Гениев Пизон тоже решил приспособить – отобрал штук семь, положил им жалованье, дал секретаря и стенографистку. Бесплатные закуски носил мальчишка из соседней таверны. Поначалу все шло великолепно: идеи из гениев сыпались, как из рога изобилия. Они бросались мыслями, как мячиками, секретарь тихо балдел, прислушиваясь, стенографистка перевирала, записывая… Потом гении стали постепенно увядать. Новых идей в их словах встречалось все меньше и меньше, их разговоры превратились в вульгарный треп. Напрасно Пизон ставил перед гениями задачи – они воодушевлялись, обещали исполнить, и тут же предавались мерзкому словоблудию, едва Пизон уходил. Через несколько дней двое из семи сбежали, один захворал, остальных Пизон выгнал сам, поняв, что толку от них больше не будет.
Все надежды Пизон теперь связывал с Криспиной. И принялся заваливать эту дуру подарками. Она млела, примеряя серьги и кольца. В прежнем ларчике не хватало места, банкир подарил ей новый. А на другой день принес племяннице золотую диадему, украшенную изумрудами. Долго красавица примеряла ее перед аквилейским зеркалом, поворачиваясь и так, и этак. Пизон одобрительно улыбался. Многие считали Криспину глупой. Сами они глупцы. Конечно, она неважно разбирается в философии, и ничего не понимает в высшей математике, но она практична и в житейской ситуации все рассчитывает гениально.
– Пришел что-нибудь разнюхать, дядюшка? – спросила Криспина, не отрывая взгляда от зеркала.
– Ты счастлива, малышка?
– Я выхожу за императора, а он спрашивает – счастлива ли я! Ну, ты и шутник, дядюшка.
– Руфин, скажем так, не молод, – осторожно заметил Пизон.
– Да он любого мальчишку обскачет в постели, – хихикнула Криспина. – Ты это хотел узнать, дядюшка? Это, да? Да не волнуйся, через девять месяцев я непременно рожу наследника. Мне кажется, я уже беременна.

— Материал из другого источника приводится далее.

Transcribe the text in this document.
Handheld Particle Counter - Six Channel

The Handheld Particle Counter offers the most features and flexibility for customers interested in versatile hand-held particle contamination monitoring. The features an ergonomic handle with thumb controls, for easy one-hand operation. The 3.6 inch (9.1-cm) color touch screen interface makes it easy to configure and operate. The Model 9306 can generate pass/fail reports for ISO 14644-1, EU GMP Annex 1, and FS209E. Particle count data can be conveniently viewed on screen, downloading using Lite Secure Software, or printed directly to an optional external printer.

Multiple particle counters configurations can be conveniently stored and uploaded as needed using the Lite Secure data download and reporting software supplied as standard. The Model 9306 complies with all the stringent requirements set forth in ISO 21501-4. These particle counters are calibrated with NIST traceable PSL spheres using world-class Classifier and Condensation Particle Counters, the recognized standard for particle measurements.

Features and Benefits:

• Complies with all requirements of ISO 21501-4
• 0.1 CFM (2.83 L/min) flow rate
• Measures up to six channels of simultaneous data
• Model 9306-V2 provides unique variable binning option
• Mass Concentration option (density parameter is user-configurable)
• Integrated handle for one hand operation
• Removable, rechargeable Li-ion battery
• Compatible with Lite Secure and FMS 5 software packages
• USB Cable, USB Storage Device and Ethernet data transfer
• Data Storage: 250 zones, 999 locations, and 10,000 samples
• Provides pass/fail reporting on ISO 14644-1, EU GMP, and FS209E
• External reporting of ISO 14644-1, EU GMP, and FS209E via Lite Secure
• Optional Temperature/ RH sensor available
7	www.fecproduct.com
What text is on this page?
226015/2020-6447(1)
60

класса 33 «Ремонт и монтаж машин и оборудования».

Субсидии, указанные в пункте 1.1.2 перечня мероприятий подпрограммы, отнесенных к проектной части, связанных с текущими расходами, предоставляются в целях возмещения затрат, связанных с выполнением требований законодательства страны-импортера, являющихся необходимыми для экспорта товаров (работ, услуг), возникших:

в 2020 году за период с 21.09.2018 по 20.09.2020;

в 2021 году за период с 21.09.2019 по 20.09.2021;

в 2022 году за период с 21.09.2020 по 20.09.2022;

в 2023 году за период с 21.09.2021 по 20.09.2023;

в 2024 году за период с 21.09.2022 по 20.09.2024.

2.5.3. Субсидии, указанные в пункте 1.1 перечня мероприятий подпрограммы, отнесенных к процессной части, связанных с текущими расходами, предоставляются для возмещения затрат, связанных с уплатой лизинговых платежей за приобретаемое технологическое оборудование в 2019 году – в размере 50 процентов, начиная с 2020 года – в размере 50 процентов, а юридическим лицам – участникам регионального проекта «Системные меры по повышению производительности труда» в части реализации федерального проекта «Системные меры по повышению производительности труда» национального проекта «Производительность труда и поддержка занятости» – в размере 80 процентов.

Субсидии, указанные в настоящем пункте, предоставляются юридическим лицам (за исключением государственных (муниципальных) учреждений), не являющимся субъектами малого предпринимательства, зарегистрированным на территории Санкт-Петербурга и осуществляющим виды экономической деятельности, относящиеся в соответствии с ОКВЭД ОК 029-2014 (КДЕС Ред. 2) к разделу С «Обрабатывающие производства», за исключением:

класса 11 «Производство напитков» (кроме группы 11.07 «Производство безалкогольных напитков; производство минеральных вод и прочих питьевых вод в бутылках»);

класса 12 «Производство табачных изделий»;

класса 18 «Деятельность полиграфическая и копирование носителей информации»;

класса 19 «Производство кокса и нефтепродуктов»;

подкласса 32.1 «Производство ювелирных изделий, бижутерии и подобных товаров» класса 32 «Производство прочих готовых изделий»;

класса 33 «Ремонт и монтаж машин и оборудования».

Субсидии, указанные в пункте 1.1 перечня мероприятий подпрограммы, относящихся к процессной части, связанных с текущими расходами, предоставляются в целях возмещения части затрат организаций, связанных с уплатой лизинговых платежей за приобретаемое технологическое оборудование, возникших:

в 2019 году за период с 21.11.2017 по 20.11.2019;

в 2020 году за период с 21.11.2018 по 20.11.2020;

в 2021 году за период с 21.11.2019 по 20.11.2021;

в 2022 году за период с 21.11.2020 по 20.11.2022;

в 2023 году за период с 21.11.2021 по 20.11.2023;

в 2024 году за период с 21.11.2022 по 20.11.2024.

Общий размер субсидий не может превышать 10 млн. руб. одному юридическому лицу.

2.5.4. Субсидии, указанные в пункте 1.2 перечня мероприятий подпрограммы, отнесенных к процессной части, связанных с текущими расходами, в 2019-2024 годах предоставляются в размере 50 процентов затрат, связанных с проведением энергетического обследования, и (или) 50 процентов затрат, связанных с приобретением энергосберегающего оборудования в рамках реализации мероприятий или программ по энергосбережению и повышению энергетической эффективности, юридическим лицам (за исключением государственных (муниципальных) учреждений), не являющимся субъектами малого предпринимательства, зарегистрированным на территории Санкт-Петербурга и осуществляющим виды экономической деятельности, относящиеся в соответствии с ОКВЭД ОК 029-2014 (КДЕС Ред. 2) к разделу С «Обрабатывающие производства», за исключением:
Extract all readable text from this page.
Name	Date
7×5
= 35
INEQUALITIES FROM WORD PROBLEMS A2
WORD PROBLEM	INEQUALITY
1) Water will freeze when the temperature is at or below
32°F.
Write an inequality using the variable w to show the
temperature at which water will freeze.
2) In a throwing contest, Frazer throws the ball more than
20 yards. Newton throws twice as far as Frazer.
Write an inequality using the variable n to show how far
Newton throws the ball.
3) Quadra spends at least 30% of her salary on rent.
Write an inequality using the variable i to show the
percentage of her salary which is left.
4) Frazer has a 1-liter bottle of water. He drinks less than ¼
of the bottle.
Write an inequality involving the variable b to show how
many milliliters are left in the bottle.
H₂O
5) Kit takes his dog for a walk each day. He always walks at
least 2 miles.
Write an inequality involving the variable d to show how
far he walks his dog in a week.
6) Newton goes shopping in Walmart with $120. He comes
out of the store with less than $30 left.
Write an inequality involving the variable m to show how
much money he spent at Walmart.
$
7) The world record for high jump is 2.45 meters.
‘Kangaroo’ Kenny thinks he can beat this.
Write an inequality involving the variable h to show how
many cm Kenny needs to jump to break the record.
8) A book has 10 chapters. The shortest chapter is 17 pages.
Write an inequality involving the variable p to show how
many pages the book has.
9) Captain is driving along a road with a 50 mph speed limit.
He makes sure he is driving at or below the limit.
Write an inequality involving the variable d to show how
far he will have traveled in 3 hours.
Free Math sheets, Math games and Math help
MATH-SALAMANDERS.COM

Кстати, хочешь какую-нибудь должность? Руфинчик такой милашка, он для меня что угодно сделает. Хочешь быть префектом Рима?
– Нет, нет, – наигранно запротестовал Пизон. – Сенат тут же устроит скандал. Что-нибудь поскоромнее. К примеру – ты можешь открыть в моем банке благотворительный фонд. «Фонд поддержки детей-сирот, жертв Третьей Северной войны».
– Какие сироты, дядюшка! Война кончилась двадцать лет назад! Все сироты либо померли, либо давно выросли.
– Тем лучше для сирот. И для фонда.
– Неплохо придумано. А что еще хочешь?
– Хочу заняться каналом через перешеек в Новой Атлантиде. Хорошо бы финансирование шло через мой банк.
– Зачем тебе этот дурацкий канал? – удивилась Криспина.
– Большие деньги всегда зарывают в землю, – загадочно отвечал Пизон.
– Что-нибудь еще? Давай, проси, пока я щедрая. И главное – щедр мой Руфинчик.
– Что ты знаешь о Цезаре? Как он поживает?
– Бука. Прячется в Тибуре. Говорят, у него новый секретарь из бывших фрументариев. Хитрый до ужаса.
– Как зовут наемника?
– Не помню точно. Кажется, Квинт. Ты только погляди, эти сережки подойдут к диадеме и браслетам!
– Квинт… имя ничего не говорит.
– Ах да, я слышала, что он нанимает к себе на службу гениев. Будто бы те к нему сами бегут.
– Вот как? – Пизон нахмурился. Никто не знает, чего можно ожидать от гениев.
Сообщение Криспины ему очень не понравилось. Очень.
Проснувшись, Летти долго лежала в постели и вспоминала вечер накануне. Лишь третий оклик педагога [16] заставил ее подняться. Эту сухопарую перезрелую девицу, которая уже три года изводила ее придирками, Летти терпеть не могла. Что может быть хуже дотошного педагога, который обо всем доносит матери?
– А я знаю, что ты уже не девственница, – сообщила педагог, поджимая губы.